How to Grow and Care for Surprise Lilies (Lycoris)

Introduction to Lycoris

The common names for plants in the Lycoris genus, including resurrection flower, surprise lily, and magic lily, hint at the allure of these remarkable bulbs. The plants start out in spring with strappy foliage, which grows for a few months and then dies back — nothing surprising there. The real fun starts in late summer, when leafless flower stalks rise majestically from the dead foliage and open into a bouquet of stunning blooms, as if by magic. Other common names include mystery lily, disappearing lily, and naked ladies (in reference to the leafless flower stems).

About Lycoris

Blooming in vibrant shades of red, pink, white, and yellow, lycoris plants provide much-needed color in late summer when many other perennials have stopped blooming. The showy flowers have elongated petals (technically called tepals) and long, curved anthers, giving them a delicate, airy appearance that gives rise to another common name: spider lily.

The plants aren’t true lilies; rather, they’re members of the Amaryllis family. The common names refer to the trumpet-shaped blooms that resemble lilies. The fragrant flowers attract pollinators, including butterflies and hummingbirds, and are long-lasting in bouquets. 

Native to eastern Asia, lycoris plants were brought to North America for use as garden ornamentals. They’ve now naturalized and established themselves in parts of the southeastern U.S., where they’re sometimes called hurricane flowers because they bloom during the peak of hurricane season. 

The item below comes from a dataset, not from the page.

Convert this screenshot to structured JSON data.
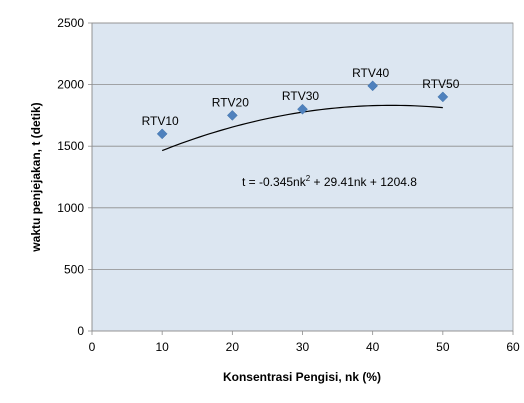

Lycoris plants grow from bulbs that are generally planted in fall. There are many species and hybrids, some of which are readily available to home gardeners. The most common are Lycoris radiata, also known as red spider lily and Lycoris squamigera, also known as resurrection lily.

Pronunciation: LIE-core-iss or lie-CORE-iss

Growing Zones for Lycoris

Most lycoris are reliably hardy in USDA Hardiness Zones 7-10; some types, such as Lycoris squamigera (resurrection lily) are hardy to zone 5. 

Choosing a Site to Grow Lycoris

Full sun is needed for best flowering, but the plants also do well in the dappled shade of deciduous trees. Like many other bulbs, lycoris need very well-drained soil. In saturated soil the bulbs may rot. 

Choose a spot among other perennials that will camouflage the lycoris’ foliage as it dies back in summer. That said, be sure to give them a prominent spot where you can enjoy the extravagant late-summer blooms. 

Because the foliage dies back in summer, lycoris isn’t the best choice for containers. However, if your heart is set on growing them in a region outside their hardiness zone, you can plant the bulbs in pots and then move them to a sheltered spot for the winter.

Planting Instructions for Lycoris

You’ll find lycoris bulbs for sale in fall, and this is the best time to plant them. Plan to plant them as soon as possible after purchase. Prepare the planting bed by loosening the soil to a depth of at least 10” and adding compost and/or slow-release fertilizer. Dig a hole about 8” deep. Set the bulb in the hole pointy-end up and then cover the bulb with soil. Space bulbs about 8” apart. Water well after planting to encourage healthy root formation. The plants will sprout the following spring.

Although the plants can be started from seed, it can take up to five years for the plants to flower. For faster bloom, plant bulbs. 

Fertilizer for Lycoris

A thin layer of compost or a scattering of slow-release fertilizer around the plants each spring should provide adequate nutrients in all but the poorest soils. 

Lycoris Pests and Problems

Lycoris plants are generally free of pests and diseases, and they’re also resistant to deer browsing. Bulbs planted in poorly draining soil may suffer from root rot.

Ongoing Care for Lycoris

Water the plants regularly during active growth periods in spring and again in mid to late summer, but hold off on watering when the foliage dies back in early summer. You can tidy up the plants in summer by trimming off dead leaves. The plants will produce additional foliage after blooming; leave this in place to allow the plant to replenish the nutrients stored in the bulb, trimming it off only when it dies back. 

Lycoris are long-lived plants. They don’t like to have their roots disturbed and may take a few years to recover after dividing or transplanting, which should be done in early summer after the spring foliage has died back.